Local ghost story hits theaters

Megan Behnke, Staff Writer

Horror movies these days are usually a hit or miss. Scary, not scary. Jump scares, no jump scares. If it’s actually good or not. The new “horror” movie, “The Bye Bye Man,” is based on a somewhat true story that happened in the 1990s from the book “The President’s Vampire” by Robert Damon Schneck in the chapter “The Bridge to Body Island.”

In the book/real life, three college students experience strange events after experimenting with a Ouija board that dictates the terrifying legend of the bogeyman, an albinic psychic serial killer residing in 2Oth Century Louisiana. In the movie, three college students rent a house in a suburb and ultimately summon “The Bye Bye Man” accidentally.

Both the book and movie are set in a very familiar area. In the beginning of the movie, it’s first set in our state capital of Madison then mostly set in the northeast suburb of Sun Prairie, which is where the origin of the story took place.
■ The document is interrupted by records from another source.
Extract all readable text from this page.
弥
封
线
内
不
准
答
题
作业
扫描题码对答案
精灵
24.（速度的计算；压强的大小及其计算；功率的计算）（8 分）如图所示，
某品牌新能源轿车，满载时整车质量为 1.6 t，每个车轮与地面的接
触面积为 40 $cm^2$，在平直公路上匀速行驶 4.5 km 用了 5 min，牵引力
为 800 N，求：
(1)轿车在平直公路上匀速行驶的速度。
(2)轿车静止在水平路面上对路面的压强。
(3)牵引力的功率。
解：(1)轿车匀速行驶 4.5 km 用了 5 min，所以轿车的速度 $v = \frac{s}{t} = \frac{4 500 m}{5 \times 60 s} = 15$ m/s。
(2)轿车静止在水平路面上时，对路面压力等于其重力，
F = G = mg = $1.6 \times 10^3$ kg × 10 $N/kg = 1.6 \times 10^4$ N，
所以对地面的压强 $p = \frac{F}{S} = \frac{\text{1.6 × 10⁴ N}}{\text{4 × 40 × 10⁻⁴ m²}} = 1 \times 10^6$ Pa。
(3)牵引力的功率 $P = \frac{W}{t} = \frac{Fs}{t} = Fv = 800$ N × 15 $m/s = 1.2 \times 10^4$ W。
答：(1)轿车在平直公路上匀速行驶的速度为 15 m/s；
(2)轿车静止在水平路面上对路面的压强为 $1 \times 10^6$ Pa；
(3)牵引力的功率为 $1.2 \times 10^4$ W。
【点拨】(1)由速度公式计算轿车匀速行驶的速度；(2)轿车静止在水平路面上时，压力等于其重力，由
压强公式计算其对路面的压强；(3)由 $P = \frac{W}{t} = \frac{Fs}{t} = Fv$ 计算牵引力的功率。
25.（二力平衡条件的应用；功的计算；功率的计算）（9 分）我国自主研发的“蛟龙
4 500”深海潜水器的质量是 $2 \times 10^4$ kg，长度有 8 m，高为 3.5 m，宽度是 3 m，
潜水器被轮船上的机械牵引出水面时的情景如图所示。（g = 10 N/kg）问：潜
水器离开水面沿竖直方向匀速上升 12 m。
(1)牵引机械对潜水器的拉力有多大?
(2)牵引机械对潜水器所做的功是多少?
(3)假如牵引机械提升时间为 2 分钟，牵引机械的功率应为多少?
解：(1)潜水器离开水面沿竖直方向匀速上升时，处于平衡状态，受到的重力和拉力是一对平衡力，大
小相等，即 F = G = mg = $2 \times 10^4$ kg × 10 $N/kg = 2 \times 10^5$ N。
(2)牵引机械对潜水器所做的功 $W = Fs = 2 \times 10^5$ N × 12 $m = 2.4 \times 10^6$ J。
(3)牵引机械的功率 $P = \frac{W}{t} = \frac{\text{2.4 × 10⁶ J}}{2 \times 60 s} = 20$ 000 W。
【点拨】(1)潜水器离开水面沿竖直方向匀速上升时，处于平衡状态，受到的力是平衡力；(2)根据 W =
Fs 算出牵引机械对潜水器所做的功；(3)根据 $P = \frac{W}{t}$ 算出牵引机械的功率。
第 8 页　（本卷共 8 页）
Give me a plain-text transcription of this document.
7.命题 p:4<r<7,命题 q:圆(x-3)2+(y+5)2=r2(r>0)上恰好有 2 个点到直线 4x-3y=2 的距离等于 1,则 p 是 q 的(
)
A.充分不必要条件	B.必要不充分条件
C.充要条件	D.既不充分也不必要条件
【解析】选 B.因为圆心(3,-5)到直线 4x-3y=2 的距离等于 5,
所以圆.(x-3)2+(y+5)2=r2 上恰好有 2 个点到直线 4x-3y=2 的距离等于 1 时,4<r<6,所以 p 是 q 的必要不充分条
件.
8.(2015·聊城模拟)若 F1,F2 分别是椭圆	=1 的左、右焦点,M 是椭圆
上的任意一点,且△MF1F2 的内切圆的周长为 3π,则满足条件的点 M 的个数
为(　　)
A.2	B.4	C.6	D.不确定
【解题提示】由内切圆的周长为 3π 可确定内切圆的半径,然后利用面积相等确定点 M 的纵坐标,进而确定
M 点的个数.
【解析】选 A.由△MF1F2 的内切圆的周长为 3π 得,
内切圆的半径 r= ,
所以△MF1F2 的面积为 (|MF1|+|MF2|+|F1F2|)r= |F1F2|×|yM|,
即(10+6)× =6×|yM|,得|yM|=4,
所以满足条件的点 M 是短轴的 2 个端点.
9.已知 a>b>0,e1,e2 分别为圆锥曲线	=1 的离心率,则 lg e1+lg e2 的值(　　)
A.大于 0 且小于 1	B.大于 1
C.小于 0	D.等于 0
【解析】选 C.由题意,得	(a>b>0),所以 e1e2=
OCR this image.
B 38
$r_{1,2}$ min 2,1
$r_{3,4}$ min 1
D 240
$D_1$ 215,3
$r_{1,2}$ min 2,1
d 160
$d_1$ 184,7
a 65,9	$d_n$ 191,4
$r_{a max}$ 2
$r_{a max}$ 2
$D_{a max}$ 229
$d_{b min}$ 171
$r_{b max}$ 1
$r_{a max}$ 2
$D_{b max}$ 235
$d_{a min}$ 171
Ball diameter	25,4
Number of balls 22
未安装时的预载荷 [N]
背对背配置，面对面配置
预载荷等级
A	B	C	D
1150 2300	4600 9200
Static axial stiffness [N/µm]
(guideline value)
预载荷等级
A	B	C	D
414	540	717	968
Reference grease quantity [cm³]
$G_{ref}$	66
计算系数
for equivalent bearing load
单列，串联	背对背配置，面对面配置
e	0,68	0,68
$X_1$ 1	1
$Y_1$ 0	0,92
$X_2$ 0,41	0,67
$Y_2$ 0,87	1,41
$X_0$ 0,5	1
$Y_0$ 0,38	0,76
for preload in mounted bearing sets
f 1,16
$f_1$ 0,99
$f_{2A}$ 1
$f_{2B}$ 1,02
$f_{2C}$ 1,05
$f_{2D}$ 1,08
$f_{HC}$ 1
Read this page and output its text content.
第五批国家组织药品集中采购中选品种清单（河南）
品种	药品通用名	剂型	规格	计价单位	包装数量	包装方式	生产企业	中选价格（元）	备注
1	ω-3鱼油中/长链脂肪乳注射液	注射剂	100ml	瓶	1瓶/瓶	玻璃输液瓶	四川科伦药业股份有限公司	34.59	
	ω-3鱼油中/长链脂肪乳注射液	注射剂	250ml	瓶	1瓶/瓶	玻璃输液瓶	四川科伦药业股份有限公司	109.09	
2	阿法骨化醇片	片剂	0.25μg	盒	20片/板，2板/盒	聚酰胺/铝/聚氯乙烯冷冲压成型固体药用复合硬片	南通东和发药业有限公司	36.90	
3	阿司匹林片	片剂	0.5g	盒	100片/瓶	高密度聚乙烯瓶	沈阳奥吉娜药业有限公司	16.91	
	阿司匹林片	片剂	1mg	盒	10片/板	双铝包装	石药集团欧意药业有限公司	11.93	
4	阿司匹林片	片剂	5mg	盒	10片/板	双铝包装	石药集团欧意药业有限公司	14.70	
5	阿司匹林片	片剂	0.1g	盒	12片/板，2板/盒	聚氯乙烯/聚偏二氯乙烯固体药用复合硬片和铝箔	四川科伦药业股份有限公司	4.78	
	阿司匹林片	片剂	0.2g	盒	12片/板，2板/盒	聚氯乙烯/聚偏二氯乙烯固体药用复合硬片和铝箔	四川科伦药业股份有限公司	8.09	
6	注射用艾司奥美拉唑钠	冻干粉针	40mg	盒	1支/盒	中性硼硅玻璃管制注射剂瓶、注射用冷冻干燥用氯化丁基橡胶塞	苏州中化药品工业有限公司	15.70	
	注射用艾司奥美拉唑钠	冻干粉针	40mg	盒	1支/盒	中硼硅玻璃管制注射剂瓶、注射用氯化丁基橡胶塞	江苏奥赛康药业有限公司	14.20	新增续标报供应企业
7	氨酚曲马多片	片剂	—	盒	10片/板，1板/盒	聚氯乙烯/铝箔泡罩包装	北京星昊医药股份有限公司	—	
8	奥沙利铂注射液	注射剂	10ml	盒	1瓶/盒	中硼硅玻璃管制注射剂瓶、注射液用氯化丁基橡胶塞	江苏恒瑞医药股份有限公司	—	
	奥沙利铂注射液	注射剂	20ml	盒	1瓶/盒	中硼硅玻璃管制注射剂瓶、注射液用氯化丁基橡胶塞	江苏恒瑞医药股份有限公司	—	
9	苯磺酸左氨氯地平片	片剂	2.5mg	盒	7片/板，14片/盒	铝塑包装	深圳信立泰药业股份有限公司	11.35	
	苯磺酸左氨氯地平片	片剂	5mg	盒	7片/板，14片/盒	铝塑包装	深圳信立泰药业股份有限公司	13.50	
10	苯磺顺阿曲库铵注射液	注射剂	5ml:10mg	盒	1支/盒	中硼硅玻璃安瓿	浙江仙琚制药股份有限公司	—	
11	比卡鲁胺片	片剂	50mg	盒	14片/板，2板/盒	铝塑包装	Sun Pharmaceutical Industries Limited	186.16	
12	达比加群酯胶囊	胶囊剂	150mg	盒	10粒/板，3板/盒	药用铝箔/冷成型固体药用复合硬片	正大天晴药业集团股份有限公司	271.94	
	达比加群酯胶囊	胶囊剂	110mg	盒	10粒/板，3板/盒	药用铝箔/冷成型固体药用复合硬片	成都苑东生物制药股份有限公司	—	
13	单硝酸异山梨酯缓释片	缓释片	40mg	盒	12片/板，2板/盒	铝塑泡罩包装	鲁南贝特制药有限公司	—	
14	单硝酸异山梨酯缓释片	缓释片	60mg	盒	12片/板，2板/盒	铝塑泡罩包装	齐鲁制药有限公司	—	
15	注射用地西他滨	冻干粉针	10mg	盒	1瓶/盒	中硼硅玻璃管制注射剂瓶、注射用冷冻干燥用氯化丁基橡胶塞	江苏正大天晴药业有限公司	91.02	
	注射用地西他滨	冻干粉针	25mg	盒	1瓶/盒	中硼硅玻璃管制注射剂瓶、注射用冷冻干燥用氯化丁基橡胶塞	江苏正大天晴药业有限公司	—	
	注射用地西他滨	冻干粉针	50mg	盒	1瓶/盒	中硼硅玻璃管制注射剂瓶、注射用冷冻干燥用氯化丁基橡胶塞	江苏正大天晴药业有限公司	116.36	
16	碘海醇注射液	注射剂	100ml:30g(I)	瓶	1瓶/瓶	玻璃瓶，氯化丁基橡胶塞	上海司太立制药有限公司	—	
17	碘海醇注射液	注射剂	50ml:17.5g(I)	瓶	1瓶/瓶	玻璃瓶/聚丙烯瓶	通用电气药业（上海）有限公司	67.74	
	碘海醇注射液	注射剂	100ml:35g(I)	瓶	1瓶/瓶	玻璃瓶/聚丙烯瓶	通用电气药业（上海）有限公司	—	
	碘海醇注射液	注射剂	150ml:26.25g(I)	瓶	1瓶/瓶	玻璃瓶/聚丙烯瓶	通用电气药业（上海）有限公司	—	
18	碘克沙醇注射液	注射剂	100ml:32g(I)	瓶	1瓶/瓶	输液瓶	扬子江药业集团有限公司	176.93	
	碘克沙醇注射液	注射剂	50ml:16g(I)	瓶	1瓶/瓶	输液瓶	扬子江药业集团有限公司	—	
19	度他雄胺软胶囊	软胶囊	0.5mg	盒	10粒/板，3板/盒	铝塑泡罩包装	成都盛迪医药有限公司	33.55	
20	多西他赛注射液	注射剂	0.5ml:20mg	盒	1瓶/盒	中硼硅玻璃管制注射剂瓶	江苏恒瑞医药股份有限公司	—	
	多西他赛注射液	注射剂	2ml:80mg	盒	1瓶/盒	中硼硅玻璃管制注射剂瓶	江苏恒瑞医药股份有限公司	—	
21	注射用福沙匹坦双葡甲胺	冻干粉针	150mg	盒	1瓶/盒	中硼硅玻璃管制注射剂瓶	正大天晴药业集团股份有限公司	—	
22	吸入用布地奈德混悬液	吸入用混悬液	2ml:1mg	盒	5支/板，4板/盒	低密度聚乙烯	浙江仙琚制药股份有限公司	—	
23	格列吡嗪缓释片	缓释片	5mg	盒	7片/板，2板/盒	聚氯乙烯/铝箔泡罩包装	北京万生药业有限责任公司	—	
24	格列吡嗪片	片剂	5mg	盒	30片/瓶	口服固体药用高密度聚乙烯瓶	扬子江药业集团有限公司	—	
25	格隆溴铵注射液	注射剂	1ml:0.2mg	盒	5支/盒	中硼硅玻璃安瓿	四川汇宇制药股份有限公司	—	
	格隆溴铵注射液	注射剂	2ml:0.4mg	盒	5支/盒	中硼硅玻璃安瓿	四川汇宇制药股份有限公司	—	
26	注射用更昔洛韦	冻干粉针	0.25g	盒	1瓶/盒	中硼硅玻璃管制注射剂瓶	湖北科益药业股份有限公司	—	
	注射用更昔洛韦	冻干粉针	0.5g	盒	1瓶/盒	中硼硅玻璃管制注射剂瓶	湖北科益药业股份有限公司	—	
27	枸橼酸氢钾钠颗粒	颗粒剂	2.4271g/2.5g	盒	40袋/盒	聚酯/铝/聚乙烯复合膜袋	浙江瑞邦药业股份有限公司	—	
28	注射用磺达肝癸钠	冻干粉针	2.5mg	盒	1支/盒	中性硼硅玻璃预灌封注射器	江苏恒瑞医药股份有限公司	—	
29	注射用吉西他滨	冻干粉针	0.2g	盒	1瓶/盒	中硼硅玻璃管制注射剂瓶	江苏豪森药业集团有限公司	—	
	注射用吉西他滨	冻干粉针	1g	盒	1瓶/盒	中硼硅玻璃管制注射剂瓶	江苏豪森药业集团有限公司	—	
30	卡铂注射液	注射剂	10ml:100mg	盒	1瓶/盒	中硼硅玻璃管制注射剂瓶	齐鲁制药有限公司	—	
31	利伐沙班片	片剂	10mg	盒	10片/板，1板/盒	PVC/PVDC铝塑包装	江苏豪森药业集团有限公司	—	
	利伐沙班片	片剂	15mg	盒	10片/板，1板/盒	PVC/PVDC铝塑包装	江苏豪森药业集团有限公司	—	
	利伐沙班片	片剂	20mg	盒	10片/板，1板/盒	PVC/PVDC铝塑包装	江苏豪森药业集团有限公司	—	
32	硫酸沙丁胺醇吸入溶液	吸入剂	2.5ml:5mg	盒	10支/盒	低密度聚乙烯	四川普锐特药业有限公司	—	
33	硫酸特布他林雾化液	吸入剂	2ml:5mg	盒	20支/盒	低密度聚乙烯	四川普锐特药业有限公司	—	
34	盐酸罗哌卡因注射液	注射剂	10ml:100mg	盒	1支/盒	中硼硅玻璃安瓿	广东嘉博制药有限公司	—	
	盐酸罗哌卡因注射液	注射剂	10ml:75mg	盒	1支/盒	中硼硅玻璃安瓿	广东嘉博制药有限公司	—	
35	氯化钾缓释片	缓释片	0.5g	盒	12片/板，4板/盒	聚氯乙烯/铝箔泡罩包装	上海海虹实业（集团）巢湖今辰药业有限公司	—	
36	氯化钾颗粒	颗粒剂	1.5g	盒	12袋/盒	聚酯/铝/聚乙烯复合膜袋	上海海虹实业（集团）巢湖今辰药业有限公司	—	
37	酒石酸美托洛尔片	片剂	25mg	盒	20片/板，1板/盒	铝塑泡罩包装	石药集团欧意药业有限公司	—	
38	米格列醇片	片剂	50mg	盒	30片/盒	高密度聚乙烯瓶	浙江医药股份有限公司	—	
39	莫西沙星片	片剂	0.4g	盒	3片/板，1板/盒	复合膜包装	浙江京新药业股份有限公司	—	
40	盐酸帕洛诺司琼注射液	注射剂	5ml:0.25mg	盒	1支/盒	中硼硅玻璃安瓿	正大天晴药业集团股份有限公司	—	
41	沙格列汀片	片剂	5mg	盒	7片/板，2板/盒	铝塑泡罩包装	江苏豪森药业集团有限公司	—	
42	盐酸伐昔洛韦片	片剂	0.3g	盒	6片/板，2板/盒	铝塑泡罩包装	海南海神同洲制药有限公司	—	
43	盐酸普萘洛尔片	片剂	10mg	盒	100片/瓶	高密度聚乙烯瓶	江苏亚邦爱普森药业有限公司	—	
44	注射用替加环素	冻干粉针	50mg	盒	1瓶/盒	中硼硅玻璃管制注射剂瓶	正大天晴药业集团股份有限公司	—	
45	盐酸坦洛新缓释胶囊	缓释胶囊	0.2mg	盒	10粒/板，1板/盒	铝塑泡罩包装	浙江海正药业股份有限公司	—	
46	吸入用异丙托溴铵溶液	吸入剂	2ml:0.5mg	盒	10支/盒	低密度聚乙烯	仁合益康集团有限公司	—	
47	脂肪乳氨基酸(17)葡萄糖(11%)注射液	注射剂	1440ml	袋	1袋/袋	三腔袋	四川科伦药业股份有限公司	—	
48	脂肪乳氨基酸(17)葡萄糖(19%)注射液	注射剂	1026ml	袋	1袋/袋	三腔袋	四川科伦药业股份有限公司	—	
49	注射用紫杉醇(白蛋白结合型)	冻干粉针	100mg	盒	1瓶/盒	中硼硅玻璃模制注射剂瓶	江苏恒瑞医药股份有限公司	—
I don’t think there hasn’t been an actual well-done horror movie, that wasn’t a sequel, in years. “The Bye Bye Man” was made out to be this horrifying movie about the bogeyman but it wasn’t really that scary. Most “jump scares” were predictable. You knew that something would jump out or you had a feeling something bad was going to happen like someone would die.

On the horror scale I would rate it one out of four stars. For the actual movie I would rate it a three out of four. The plotline overall was easy to follow and understandable, like the fact that the kids were getting sick, hallucinating or hearing sounds (i.e. banging or howls) when the “The Bye Bye Man” was getting close, acting could have been better but it was good.